L’affaire de tous

Madagascar devra se doter de 11 500 cham­bres d’hébergement sup­plémentaires pour at­teindre sa grande ambition d’accueillir un mil­lion de touristes d’ici 2028. Ce qui n’est pas loin compte tenu de la proximité de cette échéance. Une question se pose a priori.
Le délai dont on dispose sera-t-il suffisant pour mener à bien la construction de nouvelles infrastructures hôtelières nécessaires ? En effet, qui dit cham­bres supplémentaires suppose de nouvelles constructions ou tout au moins des aménagements ou des réhabilitations.
Et si éventuellement, ces infrastructures se­raient réalisées à temps, d’autres problèmes se posent. Le premier con­siste à répondre à la question : Qui va y travailler ? Dans le secteur de l’hôtellerie et de la restauration, il faut un personnel qualifié. Cela ne s’improvise pas.

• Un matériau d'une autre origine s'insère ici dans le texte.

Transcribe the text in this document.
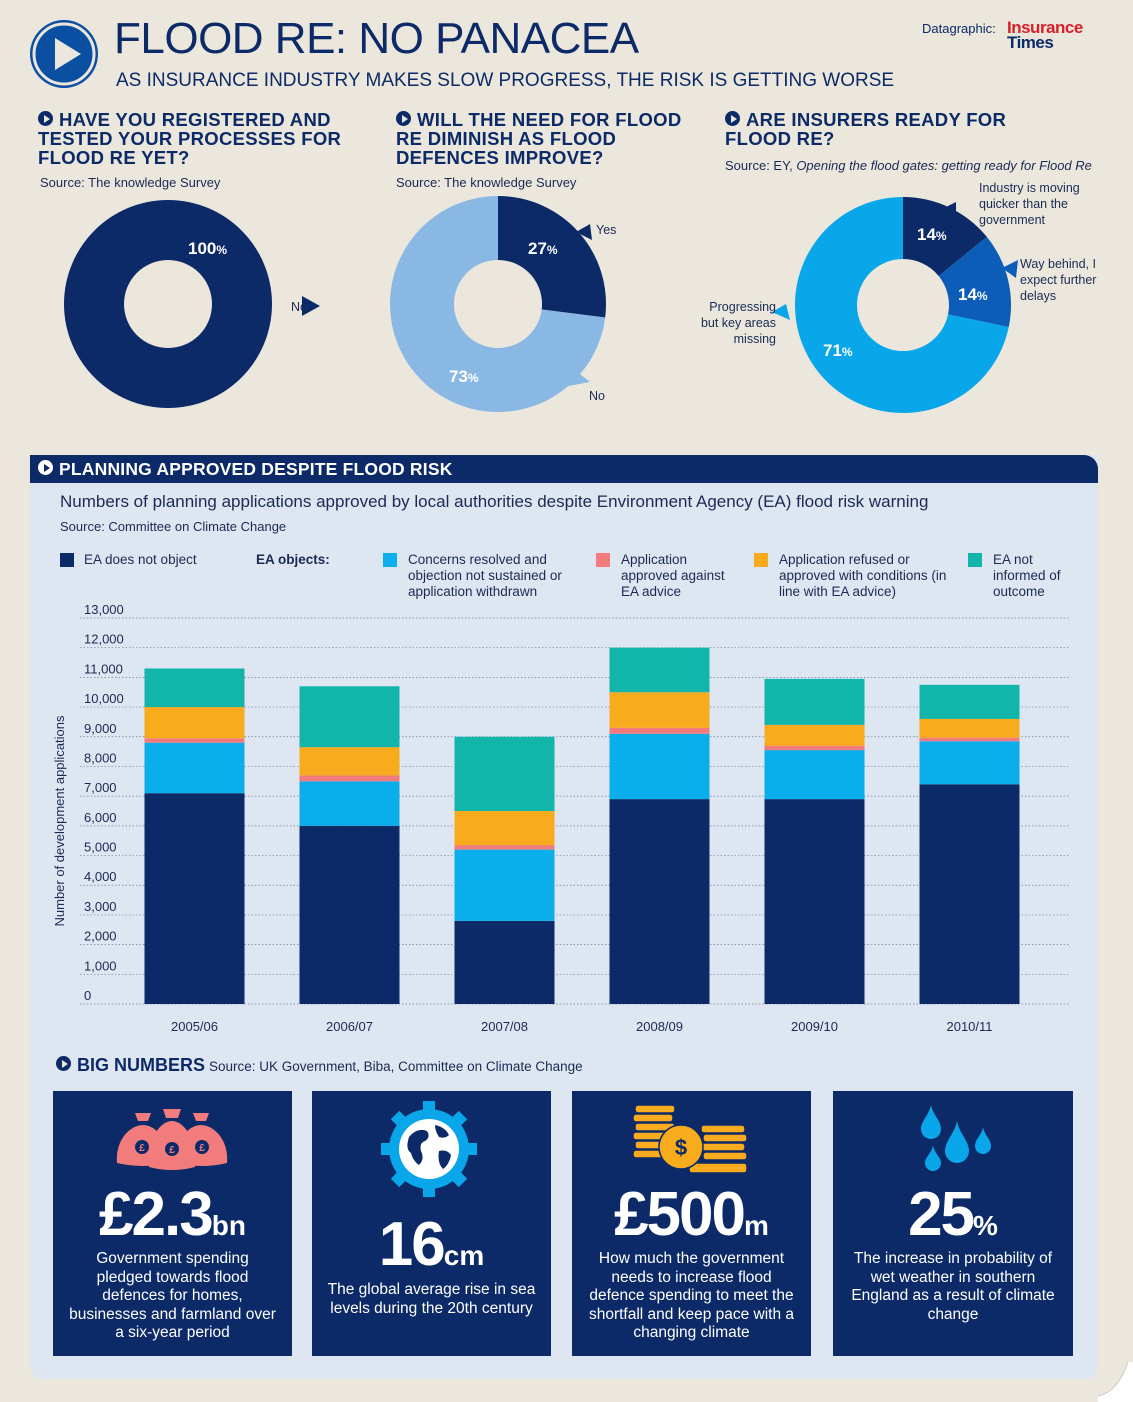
FLOOD RE: NO PANACEA
AS INSURANCE INDUSTRY MAKES SLOW PROGRESS, THE RISK IS GETTING WORSE
Datagraphic: Insurance
Times
HAVE YOU REGISTERED AND TESTED YOUR PROCESSES FOR FLOOD RE YET?
Source: The knowledge Survey
100%
No
WILL THE NEED FOR FLOOD RE DIMINISH AS FLOOD DEFENCES IMPROVE?
Source: The knowledge Survey
27%
73%
Yes
No
ARE INSURERS READY FOR FLOOD RE?
Source: EY, Opening the flood gates: getting ready for Flood Re
14%
14%
71%
Industry is moving quicker than the government
Way behind, I expect further delays
Progressing but key areas missing
PLANNING APPROVED DESPITE FLOOD RISK
Numbers of planning applications approved by local authorities despite Environment Agency (EA) flood risk warning
Source: Committee on Climate Change
EA does not object	EA objects:	Concerns resolved and objection not sustained or application withdrawn
Application approved against EA advice
Application refused or approved with conditions (in line with EA advice)
EA not informed of outcome
0
1,000
2,000
3,000
4,000
5,000
6,000
7,000
8,000
9,000
10,000
11,000
12,000
13,000
Number of development applications
2005/06	2006/07	2007/08	2008/09	2009/10	2010/11
BIG NUMBERS Source: UK Government, Biba, Committee on Climate Change
£ £ £
£2.3bn
Government spending pledged towards flood defences for homes, businesses and farmland over a six-year period
16cm
The global average rise in sea levels during the 20th century
$
£500m
How much the government needs to increase flood defence spending to meet the shortfall and keep pace with a changing climate
25%
The increase in probability of wet weather in southern England as a result of climate change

Existe-t-il un personnel qualifié en nombre suffisant ? Selon un raisonnement simpliste, pour un million de touristes à venir, il faudra doubler l’effectif actuel des em­ployés parce qu’aujourd’hui, sur une année, on a enregistré l’arrivée d’environ 420 000 touristes.
Dès à présent, il faut mettre en place un vaste programme de formations plus ou moins spécialisées. Et surtout, réaliser des études pour con­naitre si les prestations effectuées par le personnel existant répondent à la demande de la clientèle. La satisfaction de cette dernière doit être le principal objectif.
Il faut également penser aux moyens requis pour transporter tout ce beau monde vers leurs lieux de destination. Se­lon ministère, de nombreuses compagnies aé­riennes souhaiteraient exploiter des vols directs vers les grands aéroports de la Grande île.
Autrement dit, les vols domestiques seront dé­laissés. Ce qui ne sera pas favorable au développement de la compagnie nationale de transport aérien dont les activités se limitent aujourd’hui aux vols intérieurs. Forcé­ment, la compagnie nationale enregistrera un man­que à gagner.
Les touristes restent rarement sur place et veulent découvrir ce pourquoi ils ont décidé de venir. Donc, ils ont besoin d’autres moyens de dé­placement, et généralement sur route. Quid de l’infrastructure routière ? Tous les projets routiers et travaux de réhabilitation portant sur les routes nationales seront-ils achevés à temps ?
Améliorer les infrastructures ne suffit pas. Beaucoup d’autres facteurs sur lesquels le mi­nistère du Tourisme n’a aucune influence directe sont à considérer. Parmi ceux-ci, on peut citer, entre autres, des frais de transport aérien très élevés comparés aux autres destinations, … .
On ne peut pas oublier l’insécurité grandissante aussi bien en milieu urbain qu’en milieu rural. Tout cela a un impact direct sur le choix des touristes. Les agressions perpétrées sur des étrangers, les attaques auprès des établissements hôteliers… sont autant de mauvaises publicités pour le tourisme à Madagascar.
Enfin et surtout, il faut éviter une instabilité politique qui pourrait dissuader les touristes à venir et les amener à annuler leur réservation. Quant à ceux qui sont déjà sur place, ils pourront écourter leur séjour. Même les investisseurs potentiels auront des difficultés pour se décider à venir avec leurs capitaux.
Tout cela demande
des efforts conjoints et coordonnés de la part d’autres départements, secteurs,… publics ou privés pour un objectif commun : Voir le tourisme se développer à Madagas­car. Autrement dit, le dé­veloppement du tourisme est l’affaire de tous.